Bantengan Jawa Timur, Sebuah Seni Pertunjukan Yang Kental dengan Nuansa Magis


 Kesenian tradisional Bantengan merupakan sebuah seni pertunjukan budaya tradisi Jawa Timur yang menggabungkan unsur sendratari, olah kanuragan, musik, dan syair/mantra yang kental dengan nuansa magis. Kesenian Bantengan sudah ada sejak zaman Kerajaan Singasari. Saat itu, kesenian Bantengan berbentuk kesenian tari di mana penarinya menggunakan topeng kepala Bantengan.

Kini, kesenian tradisional Bantengan sudah berkembang di beberapa daerah di Jawa Timur. Antara lain, Kabupaten Mojokerto, Kota Malang, Kota Batu, Kabupaten Lumajang, Kabupaten Kediri, dan Kabupaten Pasuruan.

Dalam sebuah pementasan kesenian tradisional Bantengan diperlukan penyajian yang lengkap meliputi gerakan mirip banteng, busana, iringan musik, properti, lapangan sebagai tempat pementasan, pawang, dan sesaji. Kesenian ini dimainkan oleh empat orang.

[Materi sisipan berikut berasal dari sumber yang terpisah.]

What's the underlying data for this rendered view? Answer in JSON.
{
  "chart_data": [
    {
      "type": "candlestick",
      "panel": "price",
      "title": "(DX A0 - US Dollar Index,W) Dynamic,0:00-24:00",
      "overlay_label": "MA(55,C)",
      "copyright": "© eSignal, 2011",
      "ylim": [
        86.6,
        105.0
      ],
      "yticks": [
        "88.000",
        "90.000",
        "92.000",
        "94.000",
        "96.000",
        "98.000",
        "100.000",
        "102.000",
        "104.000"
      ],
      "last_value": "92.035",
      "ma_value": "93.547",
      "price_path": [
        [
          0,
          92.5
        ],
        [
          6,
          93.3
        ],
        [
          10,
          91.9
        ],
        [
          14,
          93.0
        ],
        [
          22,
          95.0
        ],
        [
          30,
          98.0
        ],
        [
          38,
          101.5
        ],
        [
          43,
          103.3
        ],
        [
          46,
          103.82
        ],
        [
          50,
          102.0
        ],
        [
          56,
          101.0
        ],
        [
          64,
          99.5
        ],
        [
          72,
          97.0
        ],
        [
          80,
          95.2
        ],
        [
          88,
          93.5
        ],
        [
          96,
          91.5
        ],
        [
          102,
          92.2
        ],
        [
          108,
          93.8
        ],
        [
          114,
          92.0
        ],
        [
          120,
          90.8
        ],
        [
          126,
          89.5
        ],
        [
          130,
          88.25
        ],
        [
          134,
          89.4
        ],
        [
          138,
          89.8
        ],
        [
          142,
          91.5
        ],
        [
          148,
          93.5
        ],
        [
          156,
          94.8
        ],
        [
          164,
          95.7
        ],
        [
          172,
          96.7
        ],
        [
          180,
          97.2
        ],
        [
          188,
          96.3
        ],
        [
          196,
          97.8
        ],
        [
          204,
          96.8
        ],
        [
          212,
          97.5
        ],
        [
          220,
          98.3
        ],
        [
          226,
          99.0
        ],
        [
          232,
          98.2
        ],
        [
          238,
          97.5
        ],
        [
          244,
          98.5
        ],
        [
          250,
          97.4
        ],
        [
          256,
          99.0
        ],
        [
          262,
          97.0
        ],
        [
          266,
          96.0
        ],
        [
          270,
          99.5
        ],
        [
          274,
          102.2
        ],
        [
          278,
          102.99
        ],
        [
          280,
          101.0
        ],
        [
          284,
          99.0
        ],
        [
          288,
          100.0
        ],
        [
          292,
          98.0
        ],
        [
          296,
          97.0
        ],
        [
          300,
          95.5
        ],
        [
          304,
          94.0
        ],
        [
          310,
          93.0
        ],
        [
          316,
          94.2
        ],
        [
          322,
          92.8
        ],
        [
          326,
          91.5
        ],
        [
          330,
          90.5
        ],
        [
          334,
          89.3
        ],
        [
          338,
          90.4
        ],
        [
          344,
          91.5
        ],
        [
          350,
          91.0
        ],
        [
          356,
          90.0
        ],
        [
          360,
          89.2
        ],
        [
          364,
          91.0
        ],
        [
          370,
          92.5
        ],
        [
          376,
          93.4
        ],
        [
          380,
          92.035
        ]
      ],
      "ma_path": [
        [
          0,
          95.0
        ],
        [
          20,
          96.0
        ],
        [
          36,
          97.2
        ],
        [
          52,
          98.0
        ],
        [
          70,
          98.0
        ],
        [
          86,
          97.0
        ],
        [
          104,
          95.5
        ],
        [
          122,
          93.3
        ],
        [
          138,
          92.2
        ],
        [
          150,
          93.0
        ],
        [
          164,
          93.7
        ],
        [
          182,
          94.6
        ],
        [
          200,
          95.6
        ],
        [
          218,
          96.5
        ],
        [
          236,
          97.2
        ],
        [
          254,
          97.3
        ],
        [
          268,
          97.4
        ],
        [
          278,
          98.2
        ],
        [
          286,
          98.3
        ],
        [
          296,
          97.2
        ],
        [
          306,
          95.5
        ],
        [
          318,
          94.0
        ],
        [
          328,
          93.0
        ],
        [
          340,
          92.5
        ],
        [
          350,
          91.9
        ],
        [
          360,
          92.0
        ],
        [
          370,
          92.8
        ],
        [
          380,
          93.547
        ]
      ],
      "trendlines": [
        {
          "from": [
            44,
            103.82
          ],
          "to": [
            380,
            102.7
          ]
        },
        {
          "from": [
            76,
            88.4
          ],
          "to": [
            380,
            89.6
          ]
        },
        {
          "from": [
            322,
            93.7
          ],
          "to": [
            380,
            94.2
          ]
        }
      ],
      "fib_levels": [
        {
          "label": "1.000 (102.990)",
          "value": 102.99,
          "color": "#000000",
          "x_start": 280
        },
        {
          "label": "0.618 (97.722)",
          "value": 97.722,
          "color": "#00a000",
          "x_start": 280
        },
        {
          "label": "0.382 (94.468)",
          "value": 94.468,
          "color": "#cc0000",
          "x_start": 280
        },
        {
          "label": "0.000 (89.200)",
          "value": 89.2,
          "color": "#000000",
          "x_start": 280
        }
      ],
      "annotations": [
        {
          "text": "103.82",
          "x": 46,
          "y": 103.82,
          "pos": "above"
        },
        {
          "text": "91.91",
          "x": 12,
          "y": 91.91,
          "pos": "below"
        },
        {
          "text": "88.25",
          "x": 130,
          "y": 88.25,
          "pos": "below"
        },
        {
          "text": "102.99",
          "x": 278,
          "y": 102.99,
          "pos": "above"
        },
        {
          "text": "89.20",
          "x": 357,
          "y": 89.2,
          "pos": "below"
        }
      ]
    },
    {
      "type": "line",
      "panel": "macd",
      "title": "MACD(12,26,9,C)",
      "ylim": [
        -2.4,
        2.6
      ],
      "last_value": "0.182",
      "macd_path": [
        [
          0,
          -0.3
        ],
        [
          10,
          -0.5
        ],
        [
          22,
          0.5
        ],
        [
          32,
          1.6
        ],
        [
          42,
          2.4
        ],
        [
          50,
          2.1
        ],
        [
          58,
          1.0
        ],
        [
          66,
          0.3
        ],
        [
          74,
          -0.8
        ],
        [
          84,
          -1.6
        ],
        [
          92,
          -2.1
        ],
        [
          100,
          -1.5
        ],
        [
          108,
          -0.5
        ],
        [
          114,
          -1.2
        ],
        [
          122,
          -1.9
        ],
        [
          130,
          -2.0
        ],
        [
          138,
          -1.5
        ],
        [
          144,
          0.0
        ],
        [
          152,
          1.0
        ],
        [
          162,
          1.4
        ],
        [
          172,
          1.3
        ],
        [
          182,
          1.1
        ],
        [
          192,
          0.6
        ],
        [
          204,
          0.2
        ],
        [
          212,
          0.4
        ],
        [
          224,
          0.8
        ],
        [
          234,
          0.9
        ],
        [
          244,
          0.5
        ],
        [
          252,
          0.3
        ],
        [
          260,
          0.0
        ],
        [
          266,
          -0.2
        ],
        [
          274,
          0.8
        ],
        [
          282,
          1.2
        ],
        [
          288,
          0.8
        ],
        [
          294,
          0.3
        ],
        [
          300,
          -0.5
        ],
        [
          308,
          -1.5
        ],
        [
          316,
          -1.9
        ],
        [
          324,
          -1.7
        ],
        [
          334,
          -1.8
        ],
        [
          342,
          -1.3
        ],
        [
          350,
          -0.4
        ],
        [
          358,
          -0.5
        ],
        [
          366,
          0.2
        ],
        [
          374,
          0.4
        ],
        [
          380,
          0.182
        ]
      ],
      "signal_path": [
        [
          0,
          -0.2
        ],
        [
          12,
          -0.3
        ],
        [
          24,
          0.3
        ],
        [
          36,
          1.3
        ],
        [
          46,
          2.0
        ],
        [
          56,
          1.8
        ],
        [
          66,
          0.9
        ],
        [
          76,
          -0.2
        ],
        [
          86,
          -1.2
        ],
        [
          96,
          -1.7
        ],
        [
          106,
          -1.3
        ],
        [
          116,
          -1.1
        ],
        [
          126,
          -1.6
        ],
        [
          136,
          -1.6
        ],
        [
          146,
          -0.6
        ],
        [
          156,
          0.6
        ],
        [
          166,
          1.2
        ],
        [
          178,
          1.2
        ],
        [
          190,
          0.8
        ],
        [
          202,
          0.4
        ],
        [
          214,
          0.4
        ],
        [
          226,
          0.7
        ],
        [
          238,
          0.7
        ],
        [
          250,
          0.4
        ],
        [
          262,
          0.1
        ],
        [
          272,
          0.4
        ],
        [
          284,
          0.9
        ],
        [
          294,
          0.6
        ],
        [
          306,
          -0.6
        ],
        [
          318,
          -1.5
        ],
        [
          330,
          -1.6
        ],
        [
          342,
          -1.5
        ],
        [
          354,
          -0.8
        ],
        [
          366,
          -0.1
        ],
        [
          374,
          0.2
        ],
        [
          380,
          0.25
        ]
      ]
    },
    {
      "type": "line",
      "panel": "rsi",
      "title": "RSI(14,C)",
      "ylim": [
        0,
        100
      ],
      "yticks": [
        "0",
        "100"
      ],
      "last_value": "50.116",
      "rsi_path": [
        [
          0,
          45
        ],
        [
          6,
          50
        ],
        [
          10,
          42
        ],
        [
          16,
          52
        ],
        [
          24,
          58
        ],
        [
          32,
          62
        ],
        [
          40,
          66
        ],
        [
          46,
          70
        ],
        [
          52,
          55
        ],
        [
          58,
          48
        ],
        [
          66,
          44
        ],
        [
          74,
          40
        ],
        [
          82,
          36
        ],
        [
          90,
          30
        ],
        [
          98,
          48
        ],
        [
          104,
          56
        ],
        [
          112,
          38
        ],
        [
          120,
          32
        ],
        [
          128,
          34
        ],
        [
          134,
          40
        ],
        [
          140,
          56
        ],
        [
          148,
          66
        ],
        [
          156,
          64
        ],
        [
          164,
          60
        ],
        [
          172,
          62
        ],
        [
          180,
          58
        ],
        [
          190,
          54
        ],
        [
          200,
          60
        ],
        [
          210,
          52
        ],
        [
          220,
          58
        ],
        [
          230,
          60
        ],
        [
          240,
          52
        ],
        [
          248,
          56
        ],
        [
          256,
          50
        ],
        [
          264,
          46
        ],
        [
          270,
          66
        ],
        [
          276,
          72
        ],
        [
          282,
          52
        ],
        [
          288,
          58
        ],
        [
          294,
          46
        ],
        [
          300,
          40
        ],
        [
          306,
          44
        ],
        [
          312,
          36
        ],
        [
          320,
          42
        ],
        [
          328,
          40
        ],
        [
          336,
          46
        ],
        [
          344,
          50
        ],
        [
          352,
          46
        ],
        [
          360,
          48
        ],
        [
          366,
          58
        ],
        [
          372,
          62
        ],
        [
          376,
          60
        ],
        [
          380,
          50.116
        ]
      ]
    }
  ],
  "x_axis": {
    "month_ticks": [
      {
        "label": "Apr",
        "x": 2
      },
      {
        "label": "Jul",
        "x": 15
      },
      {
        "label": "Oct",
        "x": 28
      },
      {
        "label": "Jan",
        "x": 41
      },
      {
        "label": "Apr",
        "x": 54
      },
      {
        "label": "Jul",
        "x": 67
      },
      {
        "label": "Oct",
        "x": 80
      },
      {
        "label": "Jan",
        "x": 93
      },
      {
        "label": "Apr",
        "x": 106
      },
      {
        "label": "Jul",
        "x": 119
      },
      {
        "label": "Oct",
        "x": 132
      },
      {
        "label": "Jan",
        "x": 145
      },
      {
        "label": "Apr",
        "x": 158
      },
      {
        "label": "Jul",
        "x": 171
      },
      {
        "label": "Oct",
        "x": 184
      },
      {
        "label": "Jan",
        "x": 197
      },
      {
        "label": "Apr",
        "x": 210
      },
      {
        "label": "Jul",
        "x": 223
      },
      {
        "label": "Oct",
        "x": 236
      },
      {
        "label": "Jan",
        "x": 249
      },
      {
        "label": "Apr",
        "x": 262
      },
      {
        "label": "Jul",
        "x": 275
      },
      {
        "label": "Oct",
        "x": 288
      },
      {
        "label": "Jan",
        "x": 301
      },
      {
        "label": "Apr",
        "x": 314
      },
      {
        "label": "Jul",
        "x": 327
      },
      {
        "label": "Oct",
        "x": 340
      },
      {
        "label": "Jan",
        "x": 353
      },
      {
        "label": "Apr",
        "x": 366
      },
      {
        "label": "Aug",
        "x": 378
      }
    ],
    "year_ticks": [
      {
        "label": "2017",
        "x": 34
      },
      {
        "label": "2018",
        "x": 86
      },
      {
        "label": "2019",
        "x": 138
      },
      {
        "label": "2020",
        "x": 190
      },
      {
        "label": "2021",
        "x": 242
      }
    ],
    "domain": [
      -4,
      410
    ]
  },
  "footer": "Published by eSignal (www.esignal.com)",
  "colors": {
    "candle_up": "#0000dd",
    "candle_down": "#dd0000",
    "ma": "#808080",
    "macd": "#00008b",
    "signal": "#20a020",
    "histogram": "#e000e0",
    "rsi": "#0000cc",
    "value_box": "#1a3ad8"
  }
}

Orang pertama berperan sebagai kaki depan sekaligus pemegang kepala Bantengan, sementara orang kedua berperan sebagai pengontrol tari Bantengan dan kaki belakang sekaligus ekor Bantengan. Kostum bantengan terbuat dari kain hitam, sementara topeng berbentuk kepala kepala banteng terbuat dari kayu dan tanduk asli banteng. Adapun dua orang lain menjadi pemegang tali kekang yang berguna untuk mengendalikan pemain Bantengan yang kesurupan.

Saat ini, kepala hewan banteng semakin sulit ditemukan di Pulau Jawa. Maka, topeng yang digunakan dalam kesenian tradisional Bantengan biasanya menggunakan tanduk sapi atau kerbau yang sudah mati.

Kesenian tradisional Bantengan merupakan kesenian komunal yang melibatkan banyak orang dalam setiap pertunjukannya, sebagaimana banteng yang biasa hidup berkoloni. Kesenian Bantengan membentuk perilaku masyarakat yang menggelutinya agar senantiasa hidup dalam keguyuban, gotong royong, serta menjunjung tinggi rasa persatuan dan kesatuan.

Kesenian tradisional Bantengan Jawa Timur biasanya dipentaskan dengan tujuan sakral, tolak balak, melestarikan seni budaya tradisional, dan menghormati leluhur nenek moyang. Pementasan tradisional Bantengan diadakan pada saat-saat tertentu, misalnya pada peringatan Tahun Baru Islam, HUT Proklamasi Kemerdekaan RI, Bersih Desa/Selamatan Desa, diundang masyarakat yang memiliki hajat, dan lain-lain.

Saat pementasan Bantengan terdapat larangan bagi penonton, yaitu dilarang bersiul karena dianggap mengejek arwah roh yang memasuki tubuh pemain.